Alton Byrd

Chattanooga FC
- Title: Chief executive officer

Personal information
- Born: March 11, 1957 (age 69) San Francisco, California, U.S.
- Listed height: 5 ft 9 in (1.75 m)

Career information
- High school: Archbishop Riordan (San Francisco, California)
- College: Columbia (1976–1979)
- NBA draft: 1979: 10th round, 186th overall pick
- Drafted by: Boston Celtics
- Playing career: 1979–1997
- Position: Point guard

Career history
- 1979–1982: Crystal Palace
- 1983–1987: Murray International
- 1987–1988: Manchester United
- 1989–1992: Kingston Kings
- 1992–1994: Guildford Kings
- 1994–1997: Crystal Palace

Career highlights
- 5× Scottish League champion; 4 xBBL MVP (1980, 1981, 1991, 1992); Frances Pomeroy Naismith Award (1979); 3× First Team All-Ivy League (1977–1979);
- Stats at Basketball Reference

= Alton Byrd =

American basketball player (born 1957)

Joseph Alton Byrd (born November 3, 1957) is an American-British former professional basketball player who is the former chief executive officer of Chattanooga FC of the MLS Next Pro.
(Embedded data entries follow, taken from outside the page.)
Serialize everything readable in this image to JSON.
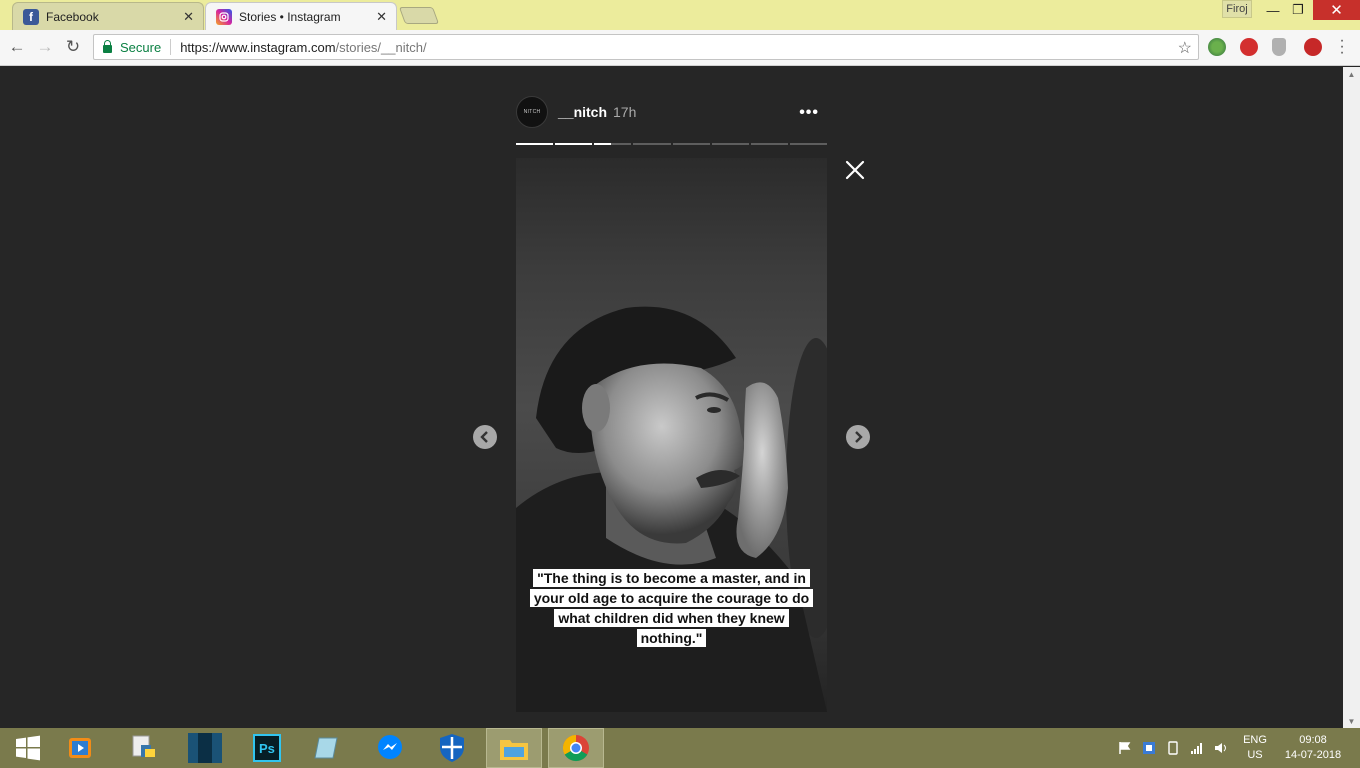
{
  "browser": {
    "tabs": [
      {
        "title": "Facebook",
        "active": false,
        "favicon": "facebook-icon"
      },
      {
        "title": "Stories • Instagram",
        "active": true,
        "favicon": "instagram-icon"
      }
    ],
    "profile_name": "Firoj",
    "address": {
      "secure_label": "Secure",
      "url_scheme_host": "https://www.instagram.com",
      "url_path": "/stories/__nitch/"
    }
  },
  "story": {
    "avatar_text": "NITCH",
    "username": "__nitch",
    "time_ago": "17h",
    "more_label": "•••",
    "progress": [
      1,
      1,
      0.45,
      0,
      0,
      0,
      0,
      0
    ],
    "quote_lines": [
      "\"The thing is to become a master, and in",
      "your old age to acquire the courage to do",
      "what children did when they knew",
      "nothing.\""
    ]
  },
  "taskbar": {
    "apps": [
      "windows-start-icon",
      "media-player-icon",
      "python-icon",
      "dark-app-icon",
      "photoshop-icon",
      "notes-app-icon",
      "messenger-icon",
      "shield-app-icon",
      "file-explorer-icon",
      "chrome-icon"
    ],
    "language": "ENG",
    "region": "US",
    "time": "09:08",
    "date": "14-07-2018"
  },
  "colors": {
    "page_bg": "#262626",
    "taskbar": "#7a7a4c",
    "tabstrip": "#ecec9c",
    "secure_green": "#0b8043"
  }
}
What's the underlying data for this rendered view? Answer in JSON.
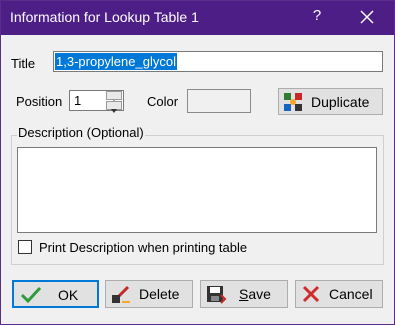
{
  "window": {
    "title": "Information for Lookup Table 1",
    "help_label": "?"
  },
  "form": {
    "title_label": "Title",
    "title_value": "1,3-propylene_glycol",
    "position_label": "Position",
    "position_value": "1",
    "color_label": "Color",
    "duplicate_label": "Duplicate",
    "description_label": "Description (Optional)",
    "description_value": "",
    "print_description_label": "Print Description when printing table",
    "print_description_checked": false
  },
  "buttons": {
    "ok": "OK",
    "delete": "Delete",
    "save_prefix": "S",
    "save_rest": "ave",
    "cancel": "Cancel"
  },
  "colors": {
    "titlebar": "#4d1e86",
    "selection": "#0078d7",
    "ok_check": "#2e9b3a",
    "cancel_x": "#d22b2b"
  }
}
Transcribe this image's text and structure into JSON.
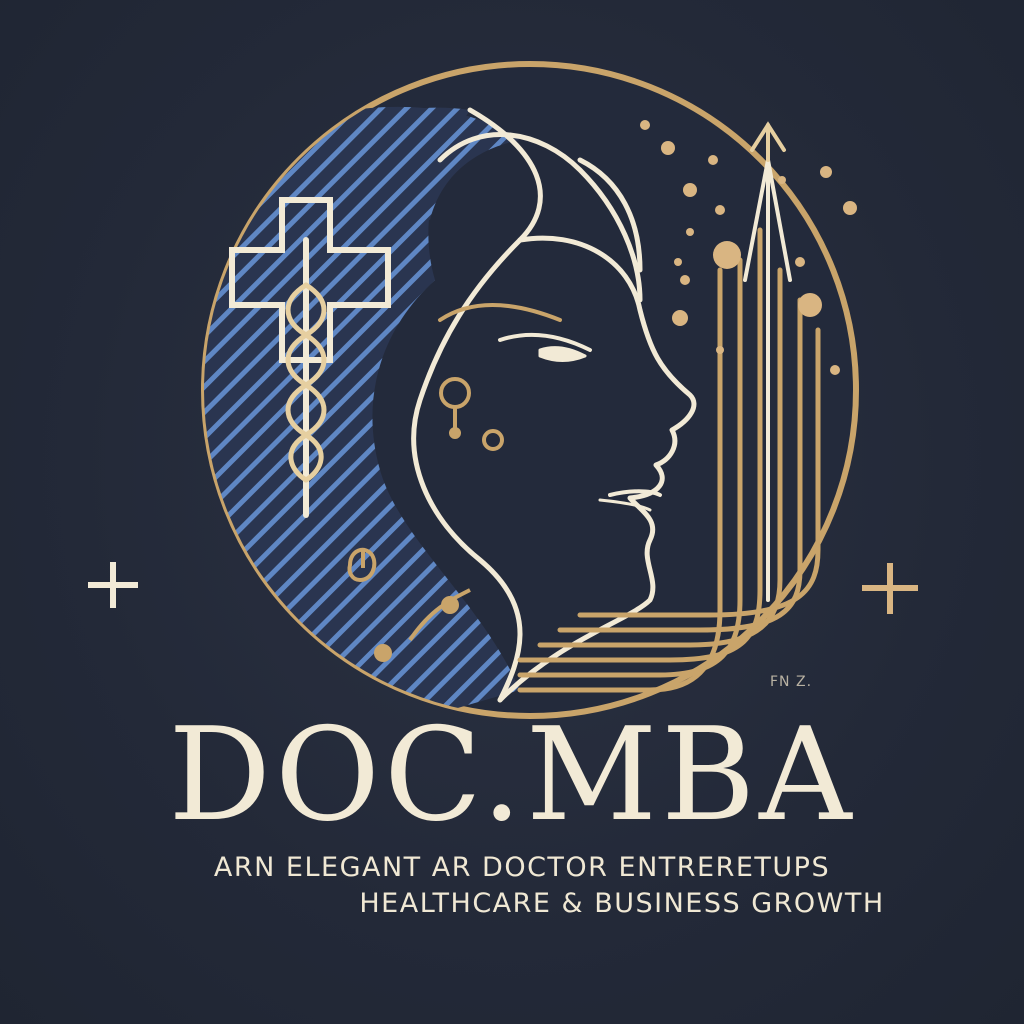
{
  "logo": {
    "wordmark": "DOC.MBA",
    "tagline_line1": "ARN ELEGANT AR DOCTOR ENTRERETUPS",
    "tagline_line2": "HEALTHCARE & BUSINESS GROWTH",
    "artist_mark": "FN Z."
  },
  "colors": {
    "background": "#252b3a",
    "gold": "#c9a46a",
    "cream": "#f2ead6",
    "blue_hatch": "#5f87c4",
    "text": "#f0e8d4"
  },
  "icons": [
    "medical-cross-icon",
    "caduceus-icon",
    "profile-head-icon",
    "growth-arrow-icon",
    "plus-sparkle-icon"
  ]
}
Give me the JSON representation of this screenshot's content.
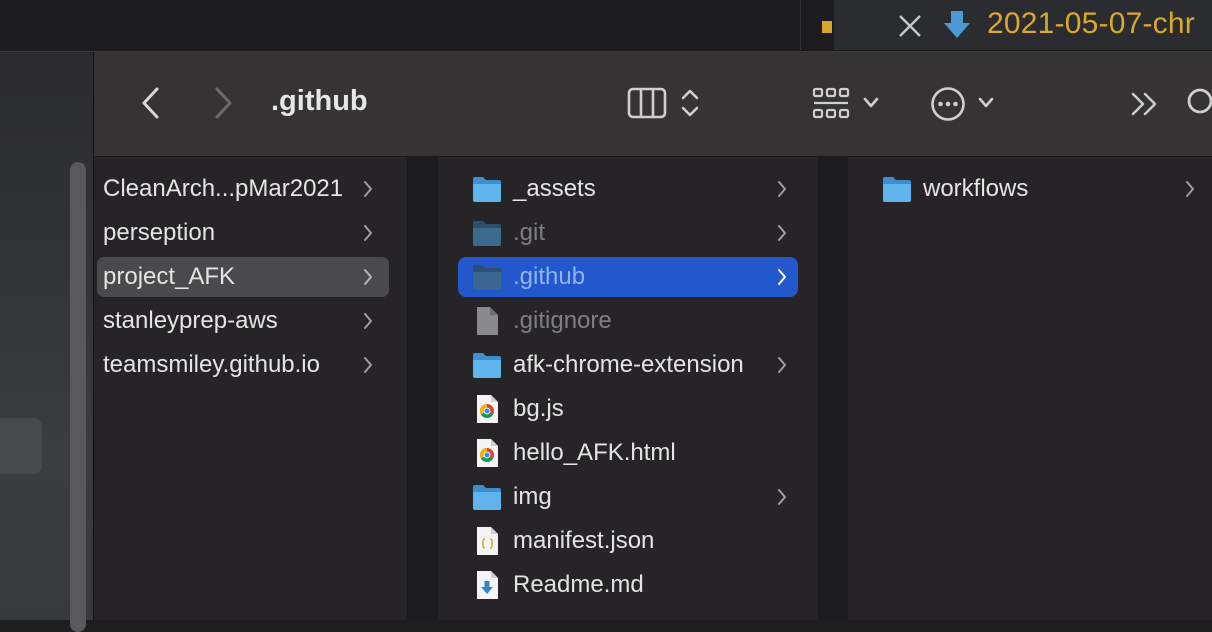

He grew up in the San Francisco area, where he was a high school basketball star. He continued to be a basketball star at Columbia University, where he was one of the best point guards in the country in spite of his small stature. His height was usually officially listed as 5 ft 9 in. He holds the school records for career assists (526) and assists in a single season (210).

After receiving his bachelor's degree from Columbia College in 1979, he attended the Boston Celtics rookie camp, but, suffering with a foot injury, he did not get a contract and joined Crystal Palace of the British Basketball League. During his rookie season, he led Palace to a 50–5 record. He later started for teams in Edinburgh, Manchester, Guildford and Kingston. In 1984 he became a British citizen and made his debut for England.

Off the court, he pursued a variety of broadcasting and business ventures, including a weekly show on BBC Radio 5 Live dedicated to American sports. From 1997 to 1999, he was the general manager of the London Monarchs of NFL Europe, while there he guided the team to rebrand as the England Monarchs, before ultimately transitioning the team to Berlin after a 1998 season that ended with a 3–7 record, after three straight 4–6 tallies.

In 1999, he returned to the United States to be a vice president of strategic alliances for the Sacramento Kings. In 2002, he then founded a management consulting company, Clear Focus Consulting. In September 2013, the Atlanta Dream hired him as the chief revenue officer. On March 24, 2016, the Brooklyn Nets hired Alton Byrd as the vice president of business operations.

Byrd continued with the Nets organization through July 2023 as the Senior Vice President-Growth Properties/Community Relations for BSE Global Long Island Nets of the NBA G League and Nets Gaming of NBA 2K League.

Byrd was the chief executive officer of Chattanooga FC from July 2023 to December 2024.